Friday 18 July 2014

Creating mood in fiction

For readers to appreciate your work, they need to feel something. It is summed up by writer Blair Hurley who says: “When asked what makes our favourite books our favourite books, sometimes we're hard pressed to find an answer. Often it's just a feeling that makes the book special -- a mood that is splendidly cultivated throughout the story and succeeds in immersing us in the world. To improve the impact and feeling of your stories, writers should always consider working on mood and consistency.”

How do we do that? Well, we can use setting to evoke mood. Let the place create the atmosphere for you. If you want scariness in a ghost story, a scene like a pleasant suburban house may work against you. For scariness, there’s nothing wrong with a graveyard, an old rotting house or an empty building at night.

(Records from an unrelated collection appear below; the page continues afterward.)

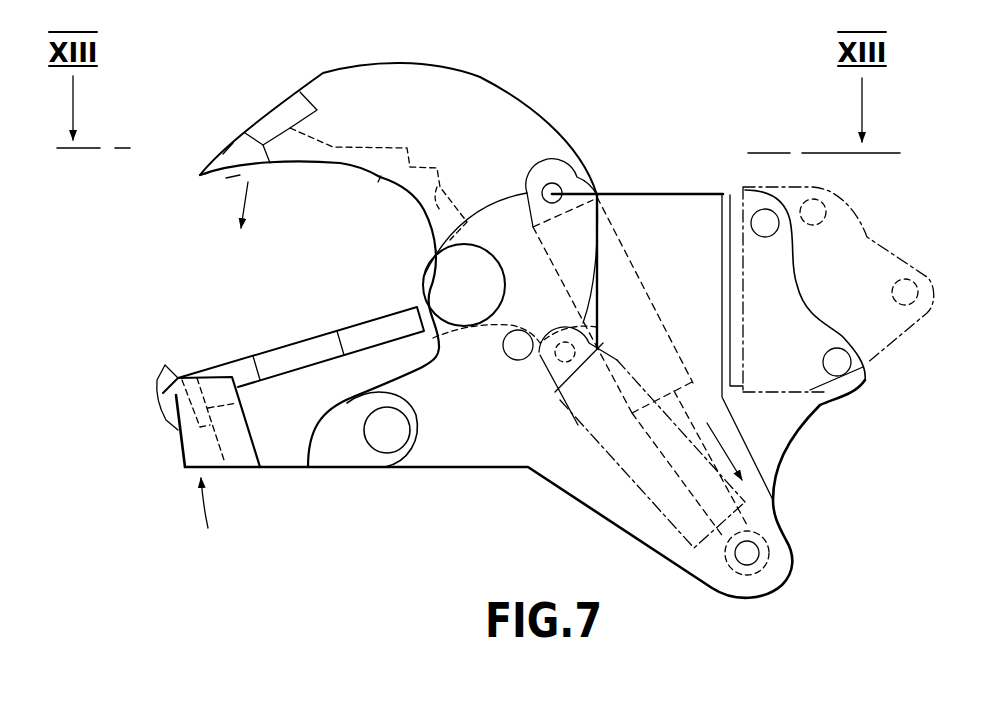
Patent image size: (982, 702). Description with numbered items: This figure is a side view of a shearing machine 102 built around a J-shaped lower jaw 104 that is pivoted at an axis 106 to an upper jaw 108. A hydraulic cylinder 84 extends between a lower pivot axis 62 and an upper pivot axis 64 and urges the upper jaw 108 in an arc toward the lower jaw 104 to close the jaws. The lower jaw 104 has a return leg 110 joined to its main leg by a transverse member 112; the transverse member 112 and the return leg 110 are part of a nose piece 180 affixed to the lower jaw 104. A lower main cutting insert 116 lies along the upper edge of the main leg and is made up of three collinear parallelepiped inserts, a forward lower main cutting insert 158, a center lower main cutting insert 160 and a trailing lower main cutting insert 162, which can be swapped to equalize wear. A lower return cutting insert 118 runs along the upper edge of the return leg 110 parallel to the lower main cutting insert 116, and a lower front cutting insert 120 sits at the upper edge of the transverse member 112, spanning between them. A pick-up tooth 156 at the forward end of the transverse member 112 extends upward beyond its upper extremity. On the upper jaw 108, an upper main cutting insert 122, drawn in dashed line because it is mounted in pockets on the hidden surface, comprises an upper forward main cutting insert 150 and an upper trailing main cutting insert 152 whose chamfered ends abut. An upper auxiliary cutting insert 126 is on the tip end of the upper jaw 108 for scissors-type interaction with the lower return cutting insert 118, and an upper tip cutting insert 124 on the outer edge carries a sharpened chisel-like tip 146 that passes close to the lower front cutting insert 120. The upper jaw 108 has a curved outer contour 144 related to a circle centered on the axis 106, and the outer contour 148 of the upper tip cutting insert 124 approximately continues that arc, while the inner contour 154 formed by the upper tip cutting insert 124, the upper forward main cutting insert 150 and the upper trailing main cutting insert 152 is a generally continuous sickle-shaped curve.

The shearing machine 102 is at (617, 82).
The lower jaw 104 is at (303, 471).
The axis 106 is at (436, 270).
The upper jaw 108 is at (432, 66).
The return leg 110 is at (240, 460).
The transverse member 112 is at (187, 450).
The lower main cutting insert 116 is at (284, 348).
The lower return cutting insert 118 is at (222, 366).
The lower front cutting insert 120 is at (182, 378).
The upper main cutting insert 122 is at (338, 142).
The upper tip cutting insert 124 is at (232, 180).
The upper auxiliary cutting insert 126 is at (263, 116).
The curved outer contour 144 is at (340, 83).
The tip 146 is at (200, 176).
The outer contour 148 is at (223, 154).
The upper forward main cutting insert 150 is at (342, 164).
The upper trailing main cutting insert 152 is at (437, 187).
The inner contour 154 is at (378, 182).
The pick-up tooth 156 is at (160, 378).
The forward lower main cutting insert 158 is at (252, 355).
The center lower main cutting insert 160 is at (244, 227).
The trailing lower main cutting insert 162 is at (364, 322).
The nose piece 180 is at (219, 516).
The lower pivot axis 62 is at (768, 540).
The upper pivot axis 64 is at (583, 172).
The hydraulic cylinder 84 is at (633, 266).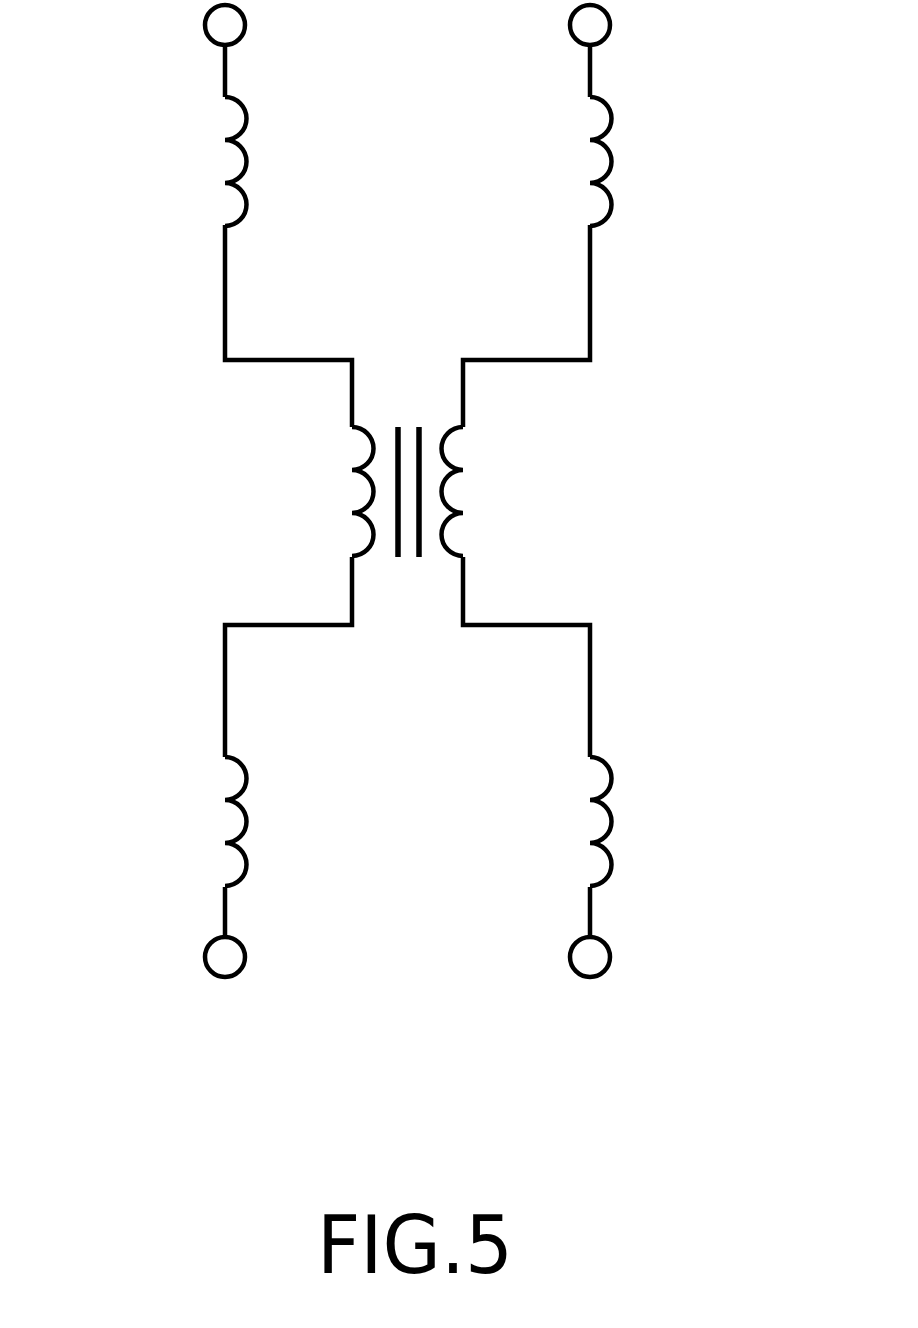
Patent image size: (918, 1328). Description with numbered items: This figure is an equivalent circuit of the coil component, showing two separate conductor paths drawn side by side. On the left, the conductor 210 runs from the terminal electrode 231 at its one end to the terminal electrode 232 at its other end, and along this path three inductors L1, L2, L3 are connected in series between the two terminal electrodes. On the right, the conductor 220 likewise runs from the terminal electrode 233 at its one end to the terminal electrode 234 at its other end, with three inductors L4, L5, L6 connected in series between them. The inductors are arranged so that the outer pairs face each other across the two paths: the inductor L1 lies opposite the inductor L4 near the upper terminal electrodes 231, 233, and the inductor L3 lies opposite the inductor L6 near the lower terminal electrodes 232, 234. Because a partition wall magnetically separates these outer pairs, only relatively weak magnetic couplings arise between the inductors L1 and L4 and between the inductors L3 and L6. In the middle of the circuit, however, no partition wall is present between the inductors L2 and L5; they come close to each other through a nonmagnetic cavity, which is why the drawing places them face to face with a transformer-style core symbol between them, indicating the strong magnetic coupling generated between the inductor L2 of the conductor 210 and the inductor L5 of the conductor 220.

For sadness, there’s also nothing wrong with a graveyard or a funeral home. For happiness, think of a happy place, make the sun shine, make people cheery etc.

Secondly, tie the character to a place. Put your character in a place that helps create an atmosphere. A criminal often occupies dark areas, a romance is set on sunny riverbanks etc.

Finally, get the language right. The key to cultivating a mood in a story is to use language that evokes that mood. If writing a gritty story make the writing gritty, short, sharp, edgy as well. If writing romance, things have to be more soft and sensual, not brutal or disgusting.

Finally, feel free to ignore everything I have just written! It’s all broad brush, I know, and there are a thousand permutations, ghosts in nice houses, villains in respectable businesses, romance in difficult locations.

Every guideline is there to be challenged, it’s what makes for good writing, but as a solid base to work from it’s not bad.